My Young Teen Years

 

If you missed My Younger Years, understand that I ended the story with my mother getting remarried when I was 11.  I was completely fine with it but wasn’t aware until they got back from Hawaii.  So…

Let me preface this by saying, that I absolutely loved my stepfather.  He was a troubled soul and my mother was extremely preoccupied with saving him.  Unfortunately, it was all I needed to get into trouble.  Skipping school, hanging with the “bad kids” and sneaking out were easy to do when your mom wasn’t watching.  Through it all, I still managed to skip a grade in school due to my grades (went from 7th to 9th) but that didn’t matter.  The more I sought my mothers’ attention the worse trouble I was in.

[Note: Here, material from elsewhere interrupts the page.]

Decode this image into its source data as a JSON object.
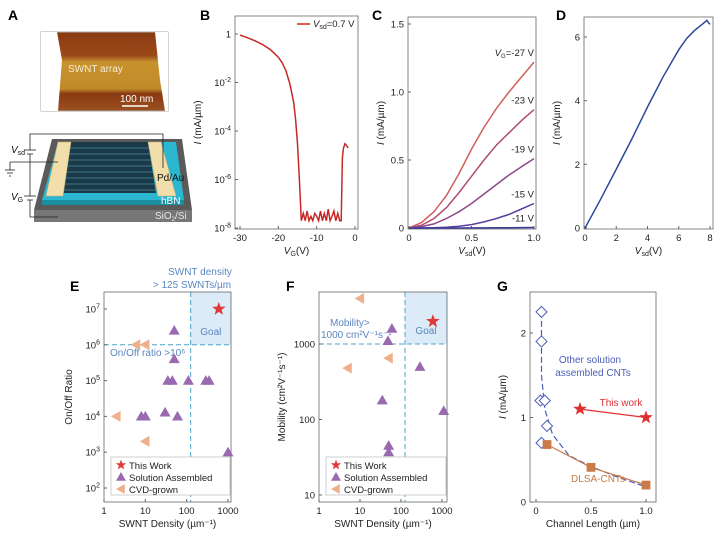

Eventually, I ran away from home at 12 and never lived with mom and stepfather again.  I became a ward of the state with a PINS petition (person in need of supervision) and lived in group home after group home until I was 16.  Some of those experiences were awful and scary, others were good.  I met some wonderful case workers, counselors and foster parents that really cared about kids. Mostly, in the scary situations I found a way out and ran away all over again.  Each time we went back to court I begged to go home, and my mother would refuse.  She was overloaded with her own problems and couldn’t handle another stressor in her life.

I wasn’t a bad kid, just an angry misunderstood adolescent.  I wanted my mother’s attention and I got it the wrong way.  As most children do.  I had an attitude and disobeyed the rules, but I didn’t steal, do drugs or drink alcohol.  Even though this stuff was available to me at all times in the homes I was living.  Of course, I tried “stuff,” but it wasn’t my thing.  Although, I did succumb to peer pressure at 12 and started smoking cigarettes (I stopped the day I found out I was pregnant with my first baby at 19).  Getting back to my hometown was the most important goal each time I was “placed,” I just wanted to be on familiar ground and see my friends.  I can’t even say for sure how I got back there half the time as I took busses and trains and they all required money.  I did work part time a lot since I was 10 doing something, but the amount of traveling I did still wouldn’t have been enough.

Finally, after 3 years with various group homes and many court dates, NY State sent me to live in a home on Long Island.  It was not easy to get around out there, without a car, so I stopped trying and embraced my new home, new school and new friends. I started working after school every day and saved money.  I even found time to play basketball and softball too.  My counselor helped me to become an emancipated minor at 16 because I was a model teen (comparative to what I was living with, I was a saint) with a 4.0 GPA.  That meant that I was able to leave the system and seal my files, move out on my own and live my life unhinged.

It was a monumental time for me, and I excelled!  Somehow, I managed to graduate high school with my new friends, on time and with a regent’s diploma plus pay all my bills.  Thanks to my counselor Rich, who instilled in me the confidence I needed to believe in myself.

My mother did show up at my graduation, but I didn’t have much of a relationship with her through those years.  I was a bitter teen who felt abandoned and wasn’t going to take a chance that she’d reject me again.  It wasn’t until after having my first child, I truly saw my mother in a different perspective, but it still took many more years to repair our relationship and I’m happy to say we did.

 

TMI

I shared a lot (but not all) of my childhood to show how I got from there to here.  My experiences could have sent me spiraling on a different path, but thankfully I didn’t allow it.  Learning from my past and using it for good, molded who I am today.  I don’t blame my mother or hold a grudge in any way. Everything happened for a reason and I’m ok to use the past to help others.